1 Evelio Rosero, La carroza de Bolívar (« Le char de Bolívar »), Tusquets
2 Javier Moro, El imperio eres tú (« L’empire c’est toi »), Planeta
3 Juan Gabriel Vásquez, El ruido de las cosas al caer (« Le bruit des choses quand elles tombent »), Alfaguara
4 Tomás González, La luz difícil (« La lumière difficile »), Alfaguara
5 Jonathan Franzen, Libertad (Freedom ), Salamandra
6 Carlos Ruiz Zafón, El prisionero del cielo (« Le prisonnier du ciel »), Planeta
7 Sarah Lark, En el país de la nube blanca (« Au pays du nuage blanc »), Ediciones B
8 Paulo Coelho, Aleph, Planeta
9 Laurent Gounelle, No me iré sin decirte adónde voy (Les dieux voyagent toujours incognito), Planeta
10 Kenizé Mourad, De parte de la princesa muerta (De la part de la princesse morte), Espasa
Librería nacional de Colombia, le 5 mars 2012.
Chaque semaine, les quotidiens de Bogotá publient la liste des meilleures ventes de livres dans la principale chaîne de librairies de Colombie, la Librería nacional de Colombia. Ce palmarès, qui fait la part belle aux ouvrages historiques, montre à quel point les lecteurs sont désireux de revenir sur le passé violent du pays. Le succès remporté par La carroza de Bolívar (« Le char de Bolivar », voir Books, n° 31, avril 2012, p. 88), du romancier colombien Evelio Rosero, n’a rien d’anodin. Ce récit met en scène un historien amateur souhaitant faire défiler le héros des indépendances latino-américaines lors du carnaval de Pasto. Véritable entreprise de démythification, son projet va heurter les principaux acteurs locaux, depuis le maire de la cité jusqu’à la guérilla. Il faut dire que cette ville du sud-ouest de la Colombie, restée fidèle au roi d’Espagne, fut sans doute celle où le « mal nommé libérateur » montra son visage le plus sombre au cours d’un massacre qui fit des centaines de morts le 24 décembre 1822.

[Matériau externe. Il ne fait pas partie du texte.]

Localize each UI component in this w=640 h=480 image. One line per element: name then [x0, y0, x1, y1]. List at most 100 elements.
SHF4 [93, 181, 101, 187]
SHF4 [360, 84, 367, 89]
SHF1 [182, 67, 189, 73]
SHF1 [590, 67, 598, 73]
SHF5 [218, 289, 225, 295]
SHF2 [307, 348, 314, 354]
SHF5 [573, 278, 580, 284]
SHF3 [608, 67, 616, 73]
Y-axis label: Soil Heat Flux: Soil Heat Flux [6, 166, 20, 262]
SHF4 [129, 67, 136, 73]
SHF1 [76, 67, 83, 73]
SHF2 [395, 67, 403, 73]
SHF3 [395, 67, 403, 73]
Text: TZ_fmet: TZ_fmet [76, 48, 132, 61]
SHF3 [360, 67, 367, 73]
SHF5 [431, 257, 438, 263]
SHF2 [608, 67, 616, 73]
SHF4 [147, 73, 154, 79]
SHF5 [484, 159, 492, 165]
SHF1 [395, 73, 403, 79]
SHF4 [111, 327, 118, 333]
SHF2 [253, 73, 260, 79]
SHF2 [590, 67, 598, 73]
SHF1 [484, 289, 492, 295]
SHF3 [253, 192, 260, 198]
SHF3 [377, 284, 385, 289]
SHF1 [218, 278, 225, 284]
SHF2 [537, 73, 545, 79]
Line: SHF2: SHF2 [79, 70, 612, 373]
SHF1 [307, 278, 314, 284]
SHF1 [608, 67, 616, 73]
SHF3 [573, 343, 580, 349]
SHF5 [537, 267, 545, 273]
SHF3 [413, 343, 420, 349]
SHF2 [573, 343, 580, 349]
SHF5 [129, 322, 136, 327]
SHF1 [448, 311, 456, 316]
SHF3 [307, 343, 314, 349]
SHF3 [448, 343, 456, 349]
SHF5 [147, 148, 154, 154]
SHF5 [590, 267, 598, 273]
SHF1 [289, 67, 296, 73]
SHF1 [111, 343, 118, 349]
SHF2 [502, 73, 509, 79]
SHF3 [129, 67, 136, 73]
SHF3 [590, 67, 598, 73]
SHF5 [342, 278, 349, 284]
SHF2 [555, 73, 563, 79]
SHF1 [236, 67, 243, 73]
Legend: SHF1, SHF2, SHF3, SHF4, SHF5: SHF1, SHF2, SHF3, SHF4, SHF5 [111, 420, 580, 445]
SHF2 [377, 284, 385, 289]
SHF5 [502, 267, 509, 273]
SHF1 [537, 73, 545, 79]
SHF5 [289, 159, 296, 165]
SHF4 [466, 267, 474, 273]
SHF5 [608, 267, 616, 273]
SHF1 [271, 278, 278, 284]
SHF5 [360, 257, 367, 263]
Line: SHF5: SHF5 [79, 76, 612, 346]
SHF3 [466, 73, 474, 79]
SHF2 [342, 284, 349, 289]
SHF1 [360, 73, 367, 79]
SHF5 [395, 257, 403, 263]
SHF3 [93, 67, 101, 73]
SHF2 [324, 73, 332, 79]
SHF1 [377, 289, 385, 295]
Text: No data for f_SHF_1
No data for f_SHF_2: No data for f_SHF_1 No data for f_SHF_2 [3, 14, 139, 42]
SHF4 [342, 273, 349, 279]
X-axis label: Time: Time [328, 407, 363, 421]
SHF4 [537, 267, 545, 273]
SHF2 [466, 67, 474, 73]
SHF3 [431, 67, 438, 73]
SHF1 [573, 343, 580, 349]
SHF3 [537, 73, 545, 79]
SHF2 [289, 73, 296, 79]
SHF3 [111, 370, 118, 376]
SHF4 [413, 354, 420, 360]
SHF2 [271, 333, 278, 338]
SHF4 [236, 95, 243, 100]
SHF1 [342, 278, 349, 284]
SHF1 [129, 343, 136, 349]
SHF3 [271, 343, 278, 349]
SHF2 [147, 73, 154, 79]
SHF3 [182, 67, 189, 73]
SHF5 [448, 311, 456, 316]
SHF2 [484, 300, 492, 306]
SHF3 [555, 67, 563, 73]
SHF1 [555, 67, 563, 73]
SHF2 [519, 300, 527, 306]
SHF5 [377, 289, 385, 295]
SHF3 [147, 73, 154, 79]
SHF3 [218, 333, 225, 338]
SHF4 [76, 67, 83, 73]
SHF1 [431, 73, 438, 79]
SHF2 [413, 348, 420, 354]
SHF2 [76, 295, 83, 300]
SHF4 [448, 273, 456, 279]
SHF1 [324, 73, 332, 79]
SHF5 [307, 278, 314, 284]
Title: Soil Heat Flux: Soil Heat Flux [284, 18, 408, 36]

Quant au deuxième ouvrage de la liste, El imperio eres tu (« L’empire c’est toi ») de l’écrivain espagnol Javier Moro, il s’agit d’une épopée historique à dimension sentimentale, centrée sur le personnage de Pedro Ier, empereur du Brésil à la vie amoureuse mouvementée. Autre fiction historique, El ruido de las cosas al caer (« Le bruit des choses quand elles tombent », voir Books, n° 25, septembre 2011, p. 12), de Juan Gabriel Vásquez, revient sur l’époque du narcotrafic et la façon dont il a marqué toute une génération : « La peur était la principale maladie des habitants de Bogotá », affirme l’auteur. Seul La luz difícil (« La lumière difficile », voir Books, n° 32, mai 2012, p. 13), sixième roman du Colombien Tomás González, offre aux lecteurs un récit plus intime. Le personnage principal est un peintre qui se souvient des derniers jours de la vie de son fils aîné, victime d’un accident qui le diminue à tel point qu’il décide de mettre fin à ses jours.
Finalement, le marché colombien résiste plutôt bien aux poids lourds de l’édition internationale que sont, chacun dans leur genre, Freedom, de l’Américain Jonathan Franzen, El prisionero del cielo (« Le prisonnier du ciel »), troisième volet de la trilogie de l’Espagnol Carlos Ruiz Zafón, Aleph, le récit de la dernière quête spirituelle de Paulo Coelho, ou bien encore De la part de la princesse morte, le bestseller mondial de la Française d’origine turco-indienne Kénizé Mourad.
Sophie Daviaud
Sophie Daviaud, maître de conférences à Sciences-Po Aix-en-Provence, est spécialiste de la Colombie. En 2010, elle a publié L’Enjeu des droits de l’homme dans le conflit colombien, aux éditions Karthala.